Journal of Clinical Endocrinology and Metabolism








deiodinase; SBP2; SECISBP2; selenoprotein; thyroid hormone metabolism defect


© 2020 Published by Oxford University Press on behalf of the Endocrine Society 2020. Context: Selenocysteine insertion sequence binding protein 2 (SECISBP2, SBP2) is an essential factor for selenoprotein synthesis. Individuals with SBP2 defects have characteristic thyroid function test (TFT) abnormalities resulting from deficiencies in the selenoenzymes deiodinases. Eight families with recessive SBP2 gene mutations have been reported to date. We report 2 families with inherited defect in thyroid hormone metabolism caused by 4 novel compound heterozygous mutations in the SBP2 gene. Case Descriptions: Probands 1 and 2 presented with growth and developmental delay.

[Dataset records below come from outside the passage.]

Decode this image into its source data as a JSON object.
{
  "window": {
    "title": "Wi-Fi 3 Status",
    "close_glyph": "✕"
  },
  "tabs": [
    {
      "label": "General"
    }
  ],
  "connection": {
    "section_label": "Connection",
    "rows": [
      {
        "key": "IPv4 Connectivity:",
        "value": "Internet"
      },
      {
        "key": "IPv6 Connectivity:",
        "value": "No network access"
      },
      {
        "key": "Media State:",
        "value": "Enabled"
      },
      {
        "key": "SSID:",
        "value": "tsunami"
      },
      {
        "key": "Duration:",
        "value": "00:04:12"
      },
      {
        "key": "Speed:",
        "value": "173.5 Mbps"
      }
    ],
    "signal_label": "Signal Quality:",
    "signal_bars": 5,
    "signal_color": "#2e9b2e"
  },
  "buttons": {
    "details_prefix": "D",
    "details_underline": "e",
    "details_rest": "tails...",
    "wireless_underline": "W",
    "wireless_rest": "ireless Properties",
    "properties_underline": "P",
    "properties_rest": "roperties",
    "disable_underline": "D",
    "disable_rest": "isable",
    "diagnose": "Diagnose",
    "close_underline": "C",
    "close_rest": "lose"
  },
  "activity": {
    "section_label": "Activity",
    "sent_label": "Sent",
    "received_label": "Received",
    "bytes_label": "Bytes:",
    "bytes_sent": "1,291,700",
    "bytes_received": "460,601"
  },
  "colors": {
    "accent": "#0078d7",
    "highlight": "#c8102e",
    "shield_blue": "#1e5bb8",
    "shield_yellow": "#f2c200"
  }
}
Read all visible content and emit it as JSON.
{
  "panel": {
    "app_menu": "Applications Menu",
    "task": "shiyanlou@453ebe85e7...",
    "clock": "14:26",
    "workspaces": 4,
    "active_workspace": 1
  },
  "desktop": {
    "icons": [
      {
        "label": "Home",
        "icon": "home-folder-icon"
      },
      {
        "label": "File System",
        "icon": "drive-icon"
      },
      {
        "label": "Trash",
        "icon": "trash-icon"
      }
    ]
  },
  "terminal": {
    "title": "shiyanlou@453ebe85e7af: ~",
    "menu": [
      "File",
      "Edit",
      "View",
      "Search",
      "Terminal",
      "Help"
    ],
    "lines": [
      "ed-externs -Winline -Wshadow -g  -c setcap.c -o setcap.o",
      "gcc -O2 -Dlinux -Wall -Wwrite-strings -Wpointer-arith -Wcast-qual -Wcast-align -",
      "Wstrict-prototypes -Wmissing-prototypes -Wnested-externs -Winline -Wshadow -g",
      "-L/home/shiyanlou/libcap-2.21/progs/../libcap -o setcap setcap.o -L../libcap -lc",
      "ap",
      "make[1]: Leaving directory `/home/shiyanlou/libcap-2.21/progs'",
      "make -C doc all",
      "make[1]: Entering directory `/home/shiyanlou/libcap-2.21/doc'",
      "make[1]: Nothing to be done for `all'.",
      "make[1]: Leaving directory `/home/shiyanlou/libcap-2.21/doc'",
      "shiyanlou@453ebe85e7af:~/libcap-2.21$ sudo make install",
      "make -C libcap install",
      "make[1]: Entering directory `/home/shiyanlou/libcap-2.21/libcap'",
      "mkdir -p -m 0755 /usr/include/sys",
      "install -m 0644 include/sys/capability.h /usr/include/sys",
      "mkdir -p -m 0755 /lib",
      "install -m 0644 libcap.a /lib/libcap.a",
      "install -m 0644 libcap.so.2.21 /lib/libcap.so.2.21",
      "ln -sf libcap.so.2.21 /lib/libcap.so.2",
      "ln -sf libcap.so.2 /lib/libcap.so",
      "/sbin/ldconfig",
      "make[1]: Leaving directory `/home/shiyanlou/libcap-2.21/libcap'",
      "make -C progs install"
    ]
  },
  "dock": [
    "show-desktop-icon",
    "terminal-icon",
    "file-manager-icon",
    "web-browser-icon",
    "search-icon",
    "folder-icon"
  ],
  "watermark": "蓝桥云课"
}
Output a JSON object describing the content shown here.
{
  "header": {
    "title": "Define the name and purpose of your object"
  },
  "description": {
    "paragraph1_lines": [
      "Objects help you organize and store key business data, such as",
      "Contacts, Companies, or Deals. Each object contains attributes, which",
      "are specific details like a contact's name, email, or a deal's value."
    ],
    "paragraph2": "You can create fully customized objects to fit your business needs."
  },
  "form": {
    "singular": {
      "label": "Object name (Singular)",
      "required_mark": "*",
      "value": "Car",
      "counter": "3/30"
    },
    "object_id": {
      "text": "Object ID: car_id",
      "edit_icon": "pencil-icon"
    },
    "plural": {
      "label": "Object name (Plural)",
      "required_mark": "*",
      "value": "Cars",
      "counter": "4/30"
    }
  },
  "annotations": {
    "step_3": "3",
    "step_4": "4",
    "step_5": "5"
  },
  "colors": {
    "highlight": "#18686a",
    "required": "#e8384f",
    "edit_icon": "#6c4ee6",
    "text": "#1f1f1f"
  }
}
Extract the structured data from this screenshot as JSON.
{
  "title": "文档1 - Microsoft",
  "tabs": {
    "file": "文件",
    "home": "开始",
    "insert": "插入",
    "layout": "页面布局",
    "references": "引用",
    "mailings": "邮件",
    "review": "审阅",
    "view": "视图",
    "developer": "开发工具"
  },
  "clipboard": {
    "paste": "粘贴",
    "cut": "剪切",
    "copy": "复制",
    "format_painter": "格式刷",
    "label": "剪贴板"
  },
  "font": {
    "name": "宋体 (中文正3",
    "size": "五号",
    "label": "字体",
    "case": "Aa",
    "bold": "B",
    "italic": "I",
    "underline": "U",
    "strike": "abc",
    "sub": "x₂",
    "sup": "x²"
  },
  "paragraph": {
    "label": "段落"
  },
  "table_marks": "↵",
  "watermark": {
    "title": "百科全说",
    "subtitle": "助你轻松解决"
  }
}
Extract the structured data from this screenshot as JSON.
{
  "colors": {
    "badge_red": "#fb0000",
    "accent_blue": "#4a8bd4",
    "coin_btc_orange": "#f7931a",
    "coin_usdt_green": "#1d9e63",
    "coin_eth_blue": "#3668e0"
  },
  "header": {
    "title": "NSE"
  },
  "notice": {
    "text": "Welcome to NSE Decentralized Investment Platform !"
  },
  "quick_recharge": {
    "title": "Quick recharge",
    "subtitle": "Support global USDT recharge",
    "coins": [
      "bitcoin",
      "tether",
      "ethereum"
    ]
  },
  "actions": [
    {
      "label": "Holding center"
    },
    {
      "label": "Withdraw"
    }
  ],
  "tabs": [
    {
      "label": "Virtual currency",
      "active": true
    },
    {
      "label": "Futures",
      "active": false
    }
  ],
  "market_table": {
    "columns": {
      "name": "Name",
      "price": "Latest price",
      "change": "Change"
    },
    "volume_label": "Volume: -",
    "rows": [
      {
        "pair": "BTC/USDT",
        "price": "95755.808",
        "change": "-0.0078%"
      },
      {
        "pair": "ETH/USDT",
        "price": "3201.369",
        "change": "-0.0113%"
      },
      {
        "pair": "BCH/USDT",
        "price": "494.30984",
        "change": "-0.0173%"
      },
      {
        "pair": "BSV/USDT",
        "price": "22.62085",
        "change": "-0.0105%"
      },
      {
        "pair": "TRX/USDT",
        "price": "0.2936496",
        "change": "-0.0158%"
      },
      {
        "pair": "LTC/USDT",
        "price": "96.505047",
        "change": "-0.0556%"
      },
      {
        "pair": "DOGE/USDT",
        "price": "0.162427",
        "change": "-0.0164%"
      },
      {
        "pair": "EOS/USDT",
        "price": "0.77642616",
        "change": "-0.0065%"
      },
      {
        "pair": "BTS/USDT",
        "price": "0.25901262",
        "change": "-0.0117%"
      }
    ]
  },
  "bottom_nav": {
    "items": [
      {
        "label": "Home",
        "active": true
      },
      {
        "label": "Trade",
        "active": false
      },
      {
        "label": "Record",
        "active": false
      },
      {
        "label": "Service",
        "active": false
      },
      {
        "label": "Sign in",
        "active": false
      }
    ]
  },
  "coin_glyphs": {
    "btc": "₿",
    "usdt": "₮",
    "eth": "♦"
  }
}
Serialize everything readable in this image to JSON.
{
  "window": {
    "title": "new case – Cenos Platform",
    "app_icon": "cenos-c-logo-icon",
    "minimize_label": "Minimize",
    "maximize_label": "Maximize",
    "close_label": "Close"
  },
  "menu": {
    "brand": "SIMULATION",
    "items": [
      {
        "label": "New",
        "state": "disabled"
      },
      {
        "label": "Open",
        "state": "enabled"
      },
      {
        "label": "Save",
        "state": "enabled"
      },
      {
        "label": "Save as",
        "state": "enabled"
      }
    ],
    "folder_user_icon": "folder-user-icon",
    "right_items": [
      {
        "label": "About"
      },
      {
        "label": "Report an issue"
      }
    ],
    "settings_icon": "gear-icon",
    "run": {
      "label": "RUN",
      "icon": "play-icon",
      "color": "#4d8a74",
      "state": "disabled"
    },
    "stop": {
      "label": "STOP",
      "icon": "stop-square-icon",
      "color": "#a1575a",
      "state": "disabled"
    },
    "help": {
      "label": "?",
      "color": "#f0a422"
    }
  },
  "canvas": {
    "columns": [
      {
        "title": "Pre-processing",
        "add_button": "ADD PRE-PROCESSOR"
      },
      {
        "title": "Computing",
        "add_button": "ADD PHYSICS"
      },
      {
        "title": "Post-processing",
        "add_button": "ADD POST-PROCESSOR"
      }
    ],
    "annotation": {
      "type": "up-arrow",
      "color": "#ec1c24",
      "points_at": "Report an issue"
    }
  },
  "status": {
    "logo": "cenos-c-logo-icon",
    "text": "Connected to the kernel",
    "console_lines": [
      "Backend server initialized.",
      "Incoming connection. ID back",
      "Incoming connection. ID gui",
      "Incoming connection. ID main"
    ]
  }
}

Both had characteristic TFT with high T4, low T3, high reverse T3, and normal or slightly elevated TSH. The coding region of the SBP2 gene was sequenced and analysis of in vitro translated wild-type and mutant SBP2 proteins was performed. Sequencing of the SBP2 gene identified novel compound heterozygous mutations resulting in mutant SBP2 proteins E679D and R197∗ in proband 1, and K682Tfs∗2 and Q782∗ in proband 2. In vitro translation of the missense E679D demonstrated all four isoforms, whereas R197∗ had only 2 shorter isoforms translated from downstream ATGs, and Q782∗, K682Tfs∗2 expressed isoforms with truncated C-terminus. Reduction in serum glutathione peroxidase enzymatic activity was also demonstrated in both probands. Conclusions: We report 2 additional families with mutations in the SBP2 gene, a rare inherited condition manifesting global selenoprotein deficiencies. Report of additional families with SBP2 deficiency and their evaluation over time is needed to determine the full spectrum of clinical manifestations in SBP2 deficiency and increase our understanding of the role played by SBP2 and selenoproteins in health and disease.